The only skyjacker who was never captured, D.B. hopped onto a 727 in Portland, Oregon, one rainy night near Thanksgiving, 1971. After showing a stewardess a bomb he carried in a briefcase, “Dan Cooper” made arrangements for $200,000 in cash and four parachutes to be delivered when the plane touched down in Seattle. He then requested a flight to Mexico City and jumped out of the aircraft using the rear airstair, with two of the four parachutes strapped on.
DB Cooper was never seen again.
The FBI composite drawings show up in his FBI file, along with hundreds of pages of information about the search on the ground. Some believe Cooper perished that night, as temperatures were around 20 degrees and he was only wearing a business suit and penny loafers.
Each year, CooperCon is held as devotees to DB Cooper lore meet to go over the case, the legend, and the theories behind Cooper’s possible escape.
Andrew Phillip Cunanan
The man who murdered fashion icon Gianni Versace in Miami Beach, Florida, had an extensive FBI file. Numerous grainy photos show evidence recovered in an attempt to capture this fugitive. Before he gunned down Versace on July 15, 1997, he had already killed four other men: Jeffrey Trail and David Madson in Minnesota; Lee Miglin in Chicago, and William Reese in New Jersey.
Andrew Cunanan was considered a violent, narcissistic psychopath who shot Versace from deep-seated envy. The fashion designer was a friendly presence on the streets of Miami, so Cunanan was able to easily stalk Versace and gun him down on the steps of his mansion, across the street from a strip of popular public beach. Versace, who was mourned worldwide, died less than an hour later.
Cunanan’s crimes were documented in a limited series, “American Crime Story: The Assassination of Gianni Versace.” The FBI files trace Cunanan’s life from his school days (p. 27-28) until the day he committed suicide as authorities closed in.
In 2010, ten Russian spies were arrested in the U.S. -- a reminder that agents on U.S. soil are still here, despite the Cold War ending decades ago. The surveillance of Russian Foreign Intelligence Service (SVR) operatives, “Operation Ghost Stories,” continued for more than 10 years. The FBI has released dozens of photos, video, and documents under a Freedom of Information Act request.
“The Russian government spent significant funds and many years training and deploying these operatives,” said one CIA officer who worked this case. “No government does that without expecting a return on its investment.”
The FBI and CIA kept tabs on deep-cover operatives as they made themselves at home in the U.S. (often with stolen identities). They got married, settled into communities, and raised their kids while blending into American society.
The Shooting of Congresswoman Gabby Giffords, Tucson, Arizona
On a cold day in southern Arizona, a popular Congresswoman was shot outside a Safeway store. Gabrielle Giffords was holding a Meet and Greet event on January 8, 2011, when Jared Loughner exited the Safeway, located Giffords, and fired point-blank range at her head.

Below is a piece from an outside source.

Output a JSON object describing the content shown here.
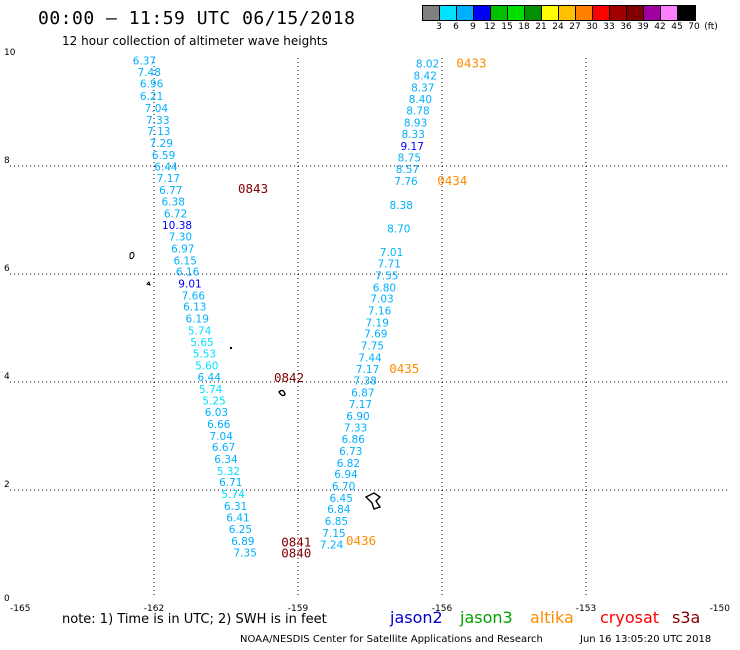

The fast action of intern Daniel Gonzales saved Gifford’s life, as he learned in high school to get her into an upright position, stemming blood loss. Daniel stayed by the Congresswoman’s side until help arrived and rode with her in the ambulance.
Giffords and her husband, newly elected Senator Mark Kelley (D-AZ), started the Giffords Law Center to advocate for sensible gun legislation. Redacted FBI documents showed people had tried to report Loughner to the FBI as a threat, prior to Jan. 8th. Loughner is serving multiple life sentences and is currently housed in a medical unit of a federal prison.